Memiliki mentalitas yang kuat dan konsistensi dalam permainan sangat krusial untuk mencapai kesuksesan di dunia bulu tangkis. Wong Ling Ching, pemain berusia 22 tahun, menyadari tantangan ini saat berusaha beradaptasi dari turnamen tingkat bawah ke kompetisi yang lebih besar. Dia berharap dapat menunjukkan performa yang lebih baik di Japan Open 2026 yang akan berlangsung di Tokyo dari 14 hingga 19 Juli mendatang.
Turnamen ini akan menjadi bagian dari BWF World Tour Super 750 yang kedua bagi Wong, setelah ia tersingkir lebih awal dalam debutnya di Singapore Open 2026, di mana ia kalah di babak pertama. "Perjalanan ke Singapura adalah pengalaman pertama saya, dan tingkat persaingannya sangat luar biasa," ungkap Ling Ching setelah menjalani sesi latihan di Akademi Bulu Tangkis Malaysia (ABM) baru-baru ini. "Hal itu menunjukkan bahwa saya perlu menyempurnakan strategi permainan dan kepercayaan diri saya."
Kesulitan Pasca Cedera
Selain menghadapi lawan-lawan yang lebih berkualitas di turnamen besar, Wong Ling Ching juga mengalami tantangan dalam mempertahankan performanya setelah mengalami cedera punggung dan pinggul pada bulan April. "Saya kesulitan menemukan ritme pertandingan sejak cedera.
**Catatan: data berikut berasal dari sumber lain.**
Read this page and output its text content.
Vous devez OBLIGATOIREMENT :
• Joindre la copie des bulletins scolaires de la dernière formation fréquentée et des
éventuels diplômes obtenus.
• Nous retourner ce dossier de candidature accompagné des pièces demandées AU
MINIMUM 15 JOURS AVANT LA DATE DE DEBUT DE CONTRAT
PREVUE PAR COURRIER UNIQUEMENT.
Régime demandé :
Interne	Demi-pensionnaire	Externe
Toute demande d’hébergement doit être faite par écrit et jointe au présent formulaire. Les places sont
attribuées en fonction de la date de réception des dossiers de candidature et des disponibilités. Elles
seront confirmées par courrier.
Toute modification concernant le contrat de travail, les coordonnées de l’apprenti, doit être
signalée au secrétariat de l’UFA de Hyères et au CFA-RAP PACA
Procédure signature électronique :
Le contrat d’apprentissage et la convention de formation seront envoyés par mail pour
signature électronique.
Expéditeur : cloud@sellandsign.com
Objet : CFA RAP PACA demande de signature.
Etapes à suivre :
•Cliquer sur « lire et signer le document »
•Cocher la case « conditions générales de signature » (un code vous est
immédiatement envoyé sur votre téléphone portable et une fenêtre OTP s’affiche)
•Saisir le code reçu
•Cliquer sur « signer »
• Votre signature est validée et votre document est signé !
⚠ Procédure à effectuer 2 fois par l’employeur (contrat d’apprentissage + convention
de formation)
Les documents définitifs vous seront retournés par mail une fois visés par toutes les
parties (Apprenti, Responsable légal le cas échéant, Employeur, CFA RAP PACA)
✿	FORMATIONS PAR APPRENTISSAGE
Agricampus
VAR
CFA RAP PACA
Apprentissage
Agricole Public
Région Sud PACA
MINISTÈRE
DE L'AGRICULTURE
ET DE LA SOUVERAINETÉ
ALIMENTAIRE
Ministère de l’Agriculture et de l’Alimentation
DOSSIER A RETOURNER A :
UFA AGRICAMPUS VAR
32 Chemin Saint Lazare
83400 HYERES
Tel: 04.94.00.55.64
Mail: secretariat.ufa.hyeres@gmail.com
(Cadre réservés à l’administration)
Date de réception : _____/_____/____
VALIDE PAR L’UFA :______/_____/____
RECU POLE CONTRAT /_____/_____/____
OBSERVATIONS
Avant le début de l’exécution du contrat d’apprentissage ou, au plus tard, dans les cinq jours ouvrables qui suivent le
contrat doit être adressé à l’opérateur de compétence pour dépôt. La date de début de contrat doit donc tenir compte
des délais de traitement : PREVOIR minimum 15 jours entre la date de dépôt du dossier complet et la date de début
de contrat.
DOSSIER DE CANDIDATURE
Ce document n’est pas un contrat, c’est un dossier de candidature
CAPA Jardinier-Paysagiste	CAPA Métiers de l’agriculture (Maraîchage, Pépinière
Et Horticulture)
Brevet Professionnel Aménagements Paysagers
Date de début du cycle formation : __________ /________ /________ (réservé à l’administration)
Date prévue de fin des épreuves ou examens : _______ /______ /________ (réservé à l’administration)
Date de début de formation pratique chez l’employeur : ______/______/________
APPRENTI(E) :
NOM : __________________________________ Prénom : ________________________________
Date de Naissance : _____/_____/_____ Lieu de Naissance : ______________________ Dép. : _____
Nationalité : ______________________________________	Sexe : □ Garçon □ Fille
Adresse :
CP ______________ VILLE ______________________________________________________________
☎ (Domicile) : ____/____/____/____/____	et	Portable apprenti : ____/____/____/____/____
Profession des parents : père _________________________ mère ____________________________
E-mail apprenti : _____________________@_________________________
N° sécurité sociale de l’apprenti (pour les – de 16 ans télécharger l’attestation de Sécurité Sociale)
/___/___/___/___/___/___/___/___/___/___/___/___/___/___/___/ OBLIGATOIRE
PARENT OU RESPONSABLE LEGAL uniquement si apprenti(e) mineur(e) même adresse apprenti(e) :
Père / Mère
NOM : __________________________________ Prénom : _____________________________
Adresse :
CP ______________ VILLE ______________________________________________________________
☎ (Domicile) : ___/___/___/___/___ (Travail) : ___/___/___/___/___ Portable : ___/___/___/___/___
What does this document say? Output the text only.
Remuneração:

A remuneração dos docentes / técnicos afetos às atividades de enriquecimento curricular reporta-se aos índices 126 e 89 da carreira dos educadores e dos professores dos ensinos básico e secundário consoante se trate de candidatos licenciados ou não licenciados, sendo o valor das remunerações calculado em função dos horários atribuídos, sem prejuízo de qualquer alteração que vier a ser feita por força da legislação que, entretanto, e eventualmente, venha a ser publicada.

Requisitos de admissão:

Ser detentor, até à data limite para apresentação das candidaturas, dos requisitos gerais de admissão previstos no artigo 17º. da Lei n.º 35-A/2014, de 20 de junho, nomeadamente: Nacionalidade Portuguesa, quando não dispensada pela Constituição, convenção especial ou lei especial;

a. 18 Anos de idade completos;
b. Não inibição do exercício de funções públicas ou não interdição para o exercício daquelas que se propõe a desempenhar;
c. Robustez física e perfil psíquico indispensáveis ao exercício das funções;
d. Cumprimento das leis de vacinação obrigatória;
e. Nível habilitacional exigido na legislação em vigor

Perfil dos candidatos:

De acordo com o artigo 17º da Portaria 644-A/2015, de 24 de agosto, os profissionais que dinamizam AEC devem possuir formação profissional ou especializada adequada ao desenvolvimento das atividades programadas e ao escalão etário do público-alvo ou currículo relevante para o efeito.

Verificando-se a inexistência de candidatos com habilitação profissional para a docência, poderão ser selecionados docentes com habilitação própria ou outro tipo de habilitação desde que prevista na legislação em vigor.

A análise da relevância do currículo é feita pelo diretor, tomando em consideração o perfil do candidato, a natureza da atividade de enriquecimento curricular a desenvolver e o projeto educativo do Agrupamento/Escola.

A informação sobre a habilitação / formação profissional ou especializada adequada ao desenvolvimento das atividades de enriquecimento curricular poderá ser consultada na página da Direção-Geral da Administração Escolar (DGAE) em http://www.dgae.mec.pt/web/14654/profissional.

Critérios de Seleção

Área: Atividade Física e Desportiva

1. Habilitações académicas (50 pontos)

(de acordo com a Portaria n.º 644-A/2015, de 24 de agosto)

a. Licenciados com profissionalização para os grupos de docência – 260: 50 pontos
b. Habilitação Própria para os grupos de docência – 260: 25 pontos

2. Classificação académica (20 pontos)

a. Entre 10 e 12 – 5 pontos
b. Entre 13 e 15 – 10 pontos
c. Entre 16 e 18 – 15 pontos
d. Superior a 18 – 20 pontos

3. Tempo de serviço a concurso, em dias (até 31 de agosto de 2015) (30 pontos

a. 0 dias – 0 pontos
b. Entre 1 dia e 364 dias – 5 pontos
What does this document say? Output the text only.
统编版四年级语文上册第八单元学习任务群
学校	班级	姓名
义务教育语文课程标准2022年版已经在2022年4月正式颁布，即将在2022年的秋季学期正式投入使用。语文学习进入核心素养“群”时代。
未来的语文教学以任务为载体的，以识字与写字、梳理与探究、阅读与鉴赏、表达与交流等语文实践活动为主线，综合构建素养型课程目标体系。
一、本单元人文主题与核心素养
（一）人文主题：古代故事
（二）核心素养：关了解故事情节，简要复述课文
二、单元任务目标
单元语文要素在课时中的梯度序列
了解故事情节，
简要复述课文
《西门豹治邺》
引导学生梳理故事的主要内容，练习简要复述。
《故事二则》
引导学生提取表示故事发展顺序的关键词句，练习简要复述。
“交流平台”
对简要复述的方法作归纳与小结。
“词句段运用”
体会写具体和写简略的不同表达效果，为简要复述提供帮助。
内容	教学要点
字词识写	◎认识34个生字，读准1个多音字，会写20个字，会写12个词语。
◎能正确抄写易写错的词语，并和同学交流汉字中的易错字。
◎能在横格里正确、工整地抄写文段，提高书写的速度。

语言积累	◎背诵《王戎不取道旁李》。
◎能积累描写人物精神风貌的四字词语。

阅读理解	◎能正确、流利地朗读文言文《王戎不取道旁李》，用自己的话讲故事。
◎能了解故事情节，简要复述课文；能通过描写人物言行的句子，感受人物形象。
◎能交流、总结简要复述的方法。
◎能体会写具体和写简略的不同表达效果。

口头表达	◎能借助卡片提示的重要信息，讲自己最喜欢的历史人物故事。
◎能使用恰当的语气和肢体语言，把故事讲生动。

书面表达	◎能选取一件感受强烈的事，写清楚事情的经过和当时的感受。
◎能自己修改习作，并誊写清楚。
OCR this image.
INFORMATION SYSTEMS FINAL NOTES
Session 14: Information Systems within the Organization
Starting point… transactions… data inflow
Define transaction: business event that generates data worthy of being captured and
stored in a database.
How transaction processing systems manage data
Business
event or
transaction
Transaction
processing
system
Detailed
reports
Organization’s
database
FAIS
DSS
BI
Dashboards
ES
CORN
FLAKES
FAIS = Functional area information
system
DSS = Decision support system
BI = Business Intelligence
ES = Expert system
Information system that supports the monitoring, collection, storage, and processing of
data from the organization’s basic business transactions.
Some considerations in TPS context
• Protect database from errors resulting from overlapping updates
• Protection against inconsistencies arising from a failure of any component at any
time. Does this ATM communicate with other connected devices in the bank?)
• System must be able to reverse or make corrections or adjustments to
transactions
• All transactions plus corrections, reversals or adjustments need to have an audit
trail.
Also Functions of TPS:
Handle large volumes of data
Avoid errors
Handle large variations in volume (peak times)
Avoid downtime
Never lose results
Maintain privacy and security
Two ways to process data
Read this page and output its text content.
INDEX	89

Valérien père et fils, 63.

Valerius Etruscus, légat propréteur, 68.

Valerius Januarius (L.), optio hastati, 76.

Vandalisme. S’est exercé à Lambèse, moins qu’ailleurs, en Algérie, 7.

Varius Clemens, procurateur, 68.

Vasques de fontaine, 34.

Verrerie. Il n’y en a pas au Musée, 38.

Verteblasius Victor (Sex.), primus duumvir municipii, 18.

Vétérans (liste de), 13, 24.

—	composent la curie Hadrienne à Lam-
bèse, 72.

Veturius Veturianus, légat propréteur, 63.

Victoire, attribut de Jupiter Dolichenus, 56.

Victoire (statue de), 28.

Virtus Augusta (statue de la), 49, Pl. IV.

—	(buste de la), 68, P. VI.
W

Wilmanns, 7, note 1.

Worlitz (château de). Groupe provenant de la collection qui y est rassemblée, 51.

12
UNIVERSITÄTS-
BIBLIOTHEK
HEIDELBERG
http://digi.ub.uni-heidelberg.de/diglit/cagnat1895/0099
Saat ini saya sedang memulihkan diri dengan baik, dan turnamen Open ini akan menjadi kesempatan untuk meningkatkan kepercayaan diri saya," jelasnya.
Fokus pada Perbaikan Diri
Wong menambahkan bahwa dia telah menginvestasikan banyak usaha untuk menyempurnakan aspek taktis dalam permainannya, meskipun menguasainya sepenuhnya merupakan proses yang sulit. "Tujuan saya di ajang Open mendatang adalah untuk meningkatkan performa dan berkonsentrasi menghindari kesalahan di lapangan," tutupnya.